IN ADDITION to Slovakia’s historical and natural monuments already inscribed on the UNESCO Heritage List, churches in the Gemer and Abov regions are also preparing for inclusion on the list. One such church is the Annunciation of Our Lady in the municipality of Chyžné (in the district of Revúca) in central Slovakia.

The church in Chyžné dates back to the second half of the 11th century and is decorated with rare late 14th-century frescoes. The interior also contains a late Gothic altar from the workshop of renowned sculptor Master Pavol of Levoča. Near the church lies a wooden 18th-century belfry.
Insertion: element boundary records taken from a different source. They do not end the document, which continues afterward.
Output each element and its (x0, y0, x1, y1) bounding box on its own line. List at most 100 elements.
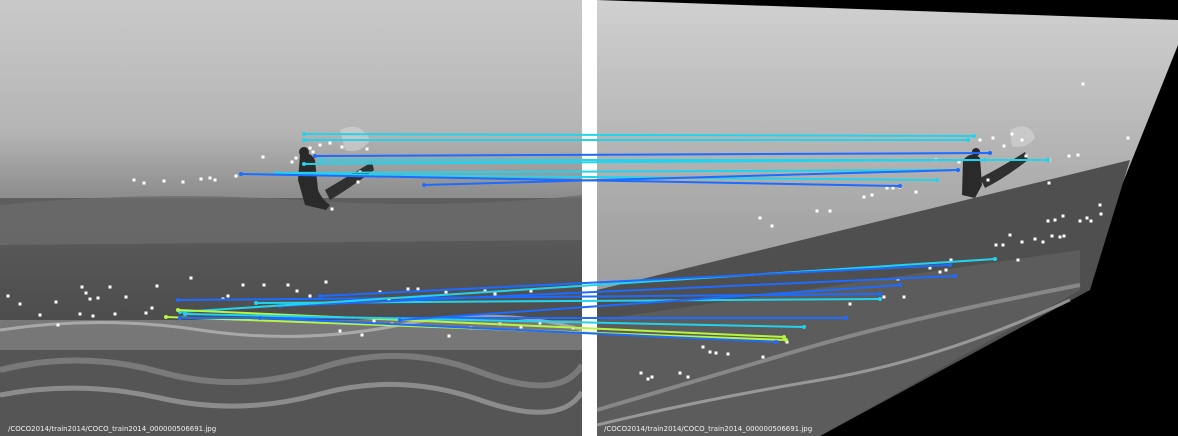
left-keypoint (290, 160, 294, 164)
left-keypoint (54, 300, 58, 304)
left-keypoint (241, 283, 245, 287)
right-keypoint (1099, 212, 1103, 216)
match-endpoint (953, 274, 957, 278)
left-keypoint (372, 319, 376, 323)
right-keypoint (761, 355, 765, 359)
right-keypoint (1078, 219, 1082, 223)
left-keypoint (261, 155, 265, 159)
right-keypoint (870, 193, 874, 197)
match-endpoint (878, 297, 882, 301)
right-keypoint (1062, 234, 1066, 238)
match-endpoint (318, 158, 322, 162)
right-keypoint (957, 160, 961, 164)
right-keypoint (1053, 218, 1057, 222)
right-keypoint (928, 266, 932, 270)
left-image-caption: /COCO2014/train2014/COCO_train2014_00000… (8, 425, 216, 433)
right-keypoint (1047, 181, 1051, 185)
left-keypoint (226, 294, 230, 298)
right-keypoint (770, 224, 774, 228)
right-keypoint (686, 375, 690, 379)
left-keypoint (88, 297, 92, 301)
left-keypoint (78, 312, 82, 316)
right-keypoint (1001, 243, 1005, 247)
right-keypoint (944, 268, 948, 272)
match-line (303, 133, 975, 137)
left-keypoint (262, 283, 266, 287)
match-endpoint (183, 312, 187, 316)
right-keypoint (882, 295, 886, 299)
right-keypoint (1089, 219, 1093, 223)
left-image-panel (0, 0, 585, 436)
match-endpoint (176, 298, 180, 302)
right-keypoint (1016, 258, 1020, 262)
match-endpoint (956, 168, 960, 172)
left-keypoint (38, 313, 42, 317)
match-endpoint (802, 325, 806, 329)
left-keypoint (378, 290, 382, 294)
match-endpoint (948, 263, 952, 267)
match-endpoint (398, 318, 402, 322)
left-keypoint (132, 178, 136, 182)
match-endpoint (254, 301, 258, 305)
match-line (314, 152, 991, 157)
right-keypoint (1046, 219, 1050, 223)
match-line (303, 159, 986, 165)
match-line (179, 258, 996, 313)
match-endpoint (178, 316, 182, 320)
right-keypoint (828, 209, 832, 213)
left-keypoint (181, 180, 185, 184)
right-keypoint (639, 371, 643, 375)
match-endpoint (898, 184, 902, 188)
match-endpoint (983, 158, 987, 162)
match-endpoint (782, 335, 786, 339)
left-keypoint (189, 276, 193, 280)
match-endpoint (844, 316, 848, 320)
match-endpoint (302, 138, 306, 142)
left-keypoint (108, 285, 112, 289)
match-endpoint (239, 172, 243, 176)
right-keypoint (891, 186, 895, 190)
left-keypoint (150, 306, 154, 310)
left-keypoint (311, 150, 315, 154)
match-line (184, 313, 805, 328)
right-keypoint (902, 295, 906, 299)
right-keypoint (1008, 233, 1012, 237)
left-keypoint (18, 302, 22, 306)
right-keypoint (650, 375, 654, 379)
left-keypoint (328, 141, 332, 145)
match-line (259, 317, 777, 343)
right-keypoint (1002, 144, 1006, 148)
left-keypoint (356, 180, 360, 184)
right-keypoint (1010, 132, 1014, 136)
right-keypoint (701, 345, 705, 349)
left-keypoint (318, 143, 322, 147)
match-endpoint (164, 315, 168, 319)
right-keypoint (885, 186, 889, 190)
right-keypoint (1033, 237, 1037, 241)
right-image-panel (596, 0, 1178, 436)
match-endpoint (966, 138, 970, 142)
right-keypoint (1081, 82, 1085, 86)
match-endpoint (422, 183, 426, 187)
right-keypoint (1050, 234, 1054, 238)
right-keypoint (978, 138, 982, 142)
left-keypoint (142, 181, 146, 185)
match-endpoint (258, 316, 262, 320)
right-keypoint (1061, 214, 1065, 218)
left-keypoint (295, 289, 299, 293)
match-line (423, 169, 959, 186)
right-keypoint (949, 258, 953, 262)
match-endpoint (176, 308, 180, 312)
match-endpoint (313, 154, 317, 158)
left-keypoint (124, 295, 128, 299)
left-keypoint (308, 294, 312, 298)
left-keypoint (519, 325, 523, 329)
right-keypoint (678, 371, 682, 375)
left-keypoint (416, 287, 420, 291)
match-endpoint (878, 292, 882, 296)
left-keypoint (6, 294, 10, 298)
match-lines (164, 132, 1050, 344)
left-keypoint (338, 329, 342, 333)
“All these things are, of course, a magnet for tourists who tend to come mainly during the high season,” Chyžné Mayor Ján Greguš told the TASR newswire. “At the beginning and the end of the school term there is increased interest among students. But the monument is not the property of the municipality [it belongs to the church - ed. note]. Those interested in visiting the church have to call a number that is written on a sign next to the entrance. An elderly lady tends to open the church, but due to her age, she does not guide visitors; instead, she distributes leaflets with basic information in three languages. She usually arrives within 15 minutes.”

Greguš added that the village has a relatively new parson who is currently looking for ways to make visiting the church easier.

The Gemer and Malohont regions’ economic prosperity in the 13th to 15th centuries resulted in medieval wall paintings in 18 local churches. Members of wealthy Gemer families, the Bebeks and the Csetnekys, hired Italian masters to decorate their family churches in Štítnik and Plešivec in Rožňava. The activities of period workshops and individual artists are documented on the walls of smaller countryside churches in Ochtiná, Koceľovce, Rákoš, Chyžné, Roštár, Kameňany, Šivetice, Lipovník and Krásnohorské Podhradie.

Currently, the church in Chyžné is in relatively good condition. Two years ago the roof was reconstructed with shingles resembling the originals.

“The ceiling of the church was also partially heat-insulated,” Greguš told TASR. “In the 1970s, cracks started to appear on the church due to mining. Experts scrutinised them but it is probably alright, as no further intervention has been made.”

He concluded, being inscribed on the UNESCO Heritage List “would surely mean a prestigious thing and it would make people notice our municipality more – but what I would welcome is better cooperation when using this cultural gem”.